We want to be our own masters, to think we are the smartest and mightiest of all. We humans are great and powerful.

But we really aren’t.

We think we can love – and we do, in many ways – but we can never show the love that was shown by Jesus Christ as he willingly went to Calvary for the sins of every person ever born, who ever would be born. We tell ourselves, but I’m a good person. I’m much better than other people. I’m not a sinner. Nobody had to die for me.

Salvation can’t be earned, folks. It was bought and paid for by the only one who could ever truly live a sinless life, and it was given to us at a place where the worst members of society were killed in the most excruciating way humans could imagine at the time. People like to be able to measure ourselves against others – money, reputation, good or bad deeds, just plain stuff – but we are not measured against each other in the end. We are measured against one who outdistanced us all, and the best we can ever do on our own is but a poor, dim reflection. What we do here on Earth, good as it might be, is worthless if it isn’t for the right reasons. That’s why sacrifices were once so important, to atone as best as man could before a perfect God. And that’s why there could only be one truly perfect sacrifice for all of mankind. That’s why Christ had to die. And that’s why he rose again – because he loves us all the same, regardless of what we have or have done, whether it’s good or bad.

Easter – Resurrection Day – is not about the first of beach season, or time off from work, or fishing, or baseball, or turkey hunting, or enjoying little kids hunt for eggs and consume candy (which, let’s face it, most of us enjoy, too). It isn’t about a giant rabbit who presence was supposed to ensure good crops, good calves, and more children to tend those crops and animals. It’s about salvation, love and forgiveness.

Now, I will snatch a colored egg or two from my nieces; I will likely even steal some candy here and there along the way. I’ll visit with my family, and talk about times gone by. I’ll enjoy the warming weather – at least, if it ever gets warm and springlike again. I might even take the time to go fishing, since that was always a tradition in our family. I can’t sit still long enough to watch a ballgame on TV, and you couldn’t pay me enough to make me drive to the beach on a normal weekend.

I won’t be shaking a finger and calling for hellfire and brimstone at anyone who poses their kid with someone in a giant bunny suit. While I will gently point out if someone mixes the secular and the sacred, and I won’t blow smoke to make someone feel better, I’m not a fan of trying to frighten the devil out of people in order to scare them into Heaven.
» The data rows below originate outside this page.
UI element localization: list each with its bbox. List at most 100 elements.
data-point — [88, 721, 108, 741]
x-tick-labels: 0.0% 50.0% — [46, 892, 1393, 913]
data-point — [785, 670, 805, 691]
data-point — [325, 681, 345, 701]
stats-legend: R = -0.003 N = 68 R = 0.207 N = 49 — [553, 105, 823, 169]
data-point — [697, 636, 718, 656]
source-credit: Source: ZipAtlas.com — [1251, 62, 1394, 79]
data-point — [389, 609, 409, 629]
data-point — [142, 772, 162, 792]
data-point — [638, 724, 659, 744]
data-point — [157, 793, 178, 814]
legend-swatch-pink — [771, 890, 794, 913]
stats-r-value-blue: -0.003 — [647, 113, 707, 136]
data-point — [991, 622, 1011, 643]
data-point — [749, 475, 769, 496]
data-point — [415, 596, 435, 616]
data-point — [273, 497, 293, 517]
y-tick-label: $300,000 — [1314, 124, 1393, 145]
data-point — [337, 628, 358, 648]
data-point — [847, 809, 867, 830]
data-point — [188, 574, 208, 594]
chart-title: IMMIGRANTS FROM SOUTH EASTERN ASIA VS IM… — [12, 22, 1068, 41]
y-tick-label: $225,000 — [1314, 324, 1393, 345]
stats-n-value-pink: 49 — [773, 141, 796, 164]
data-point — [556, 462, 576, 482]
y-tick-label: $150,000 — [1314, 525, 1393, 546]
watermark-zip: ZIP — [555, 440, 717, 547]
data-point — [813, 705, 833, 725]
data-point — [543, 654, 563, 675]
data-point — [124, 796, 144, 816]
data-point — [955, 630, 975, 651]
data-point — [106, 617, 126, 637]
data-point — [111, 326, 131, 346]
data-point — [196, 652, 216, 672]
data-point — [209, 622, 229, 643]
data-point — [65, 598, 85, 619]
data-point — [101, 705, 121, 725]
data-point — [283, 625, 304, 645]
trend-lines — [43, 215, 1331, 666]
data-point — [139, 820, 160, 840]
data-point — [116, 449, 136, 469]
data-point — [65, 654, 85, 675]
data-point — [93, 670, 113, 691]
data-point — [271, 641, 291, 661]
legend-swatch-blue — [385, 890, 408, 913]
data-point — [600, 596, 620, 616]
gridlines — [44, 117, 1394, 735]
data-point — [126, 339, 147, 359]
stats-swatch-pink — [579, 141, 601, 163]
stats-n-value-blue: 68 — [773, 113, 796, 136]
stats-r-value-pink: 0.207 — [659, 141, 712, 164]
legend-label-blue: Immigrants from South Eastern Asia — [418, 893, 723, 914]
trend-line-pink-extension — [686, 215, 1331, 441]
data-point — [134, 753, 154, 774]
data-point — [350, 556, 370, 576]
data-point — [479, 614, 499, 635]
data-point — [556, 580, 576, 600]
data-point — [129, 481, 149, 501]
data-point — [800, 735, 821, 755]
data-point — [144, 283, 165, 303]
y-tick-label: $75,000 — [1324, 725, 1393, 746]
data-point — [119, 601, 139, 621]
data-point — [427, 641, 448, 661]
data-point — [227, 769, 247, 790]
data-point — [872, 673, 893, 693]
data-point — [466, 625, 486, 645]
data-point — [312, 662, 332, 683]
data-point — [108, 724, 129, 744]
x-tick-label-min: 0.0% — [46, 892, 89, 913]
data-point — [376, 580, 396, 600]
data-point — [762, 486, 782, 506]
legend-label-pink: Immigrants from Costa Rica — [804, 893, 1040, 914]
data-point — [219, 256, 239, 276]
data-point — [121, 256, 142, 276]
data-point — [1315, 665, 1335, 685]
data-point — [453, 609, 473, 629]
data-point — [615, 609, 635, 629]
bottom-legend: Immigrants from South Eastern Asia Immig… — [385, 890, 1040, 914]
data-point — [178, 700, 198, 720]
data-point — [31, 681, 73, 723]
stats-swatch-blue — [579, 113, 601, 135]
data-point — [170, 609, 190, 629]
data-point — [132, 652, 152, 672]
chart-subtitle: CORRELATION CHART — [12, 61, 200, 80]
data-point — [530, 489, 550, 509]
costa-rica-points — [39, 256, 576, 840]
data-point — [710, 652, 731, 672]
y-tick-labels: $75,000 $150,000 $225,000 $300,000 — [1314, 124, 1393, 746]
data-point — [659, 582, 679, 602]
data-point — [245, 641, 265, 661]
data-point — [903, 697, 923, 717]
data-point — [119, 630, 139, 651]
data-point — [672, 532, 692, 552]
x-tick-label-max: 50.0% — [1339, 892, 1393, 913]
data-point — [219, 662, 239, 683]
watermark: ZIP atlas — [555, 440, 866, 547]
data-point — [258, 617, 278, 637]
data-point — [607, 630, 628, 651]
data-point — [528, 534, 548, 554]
But none of that is what Easter is all about. The real reason behind Resurrection Day is really simple: For God so loved the world, that he gave his only son, that whosoever believes in him will not perish, but have everlasting life. Many of us know versions of John 3:16 by heart, but we forget about John 3:17 – For God sent not his Son into the world to condemn the world, but that the world through him might be saved.

There was only one way that every man, woman and child could be assured eternity with God, and that was through the willing sacrifice of His Son. That’s his promise.

The beauty of the story is that he rose victorious over death and sin, and we can as well. Can you imagine the joy in the faces of the women at the Garden when they saw him that Sunday morning? Their joy grew from the deepest of sorrow, the sorrow they felt after having watched someone they loved, and who obviously loved everyone, die and be laid in a tomb.

When they met Christ again that morning, they knew there was hope.

And that, my friends, is what Resurrection Day – Easter, if you prefer – is actually all about. The promise that even in this mixed-up, dangerous, mean-spirited world, there is a something much better to come, a promise that no picture could ever capture – a promise to everyone, a promise of hope.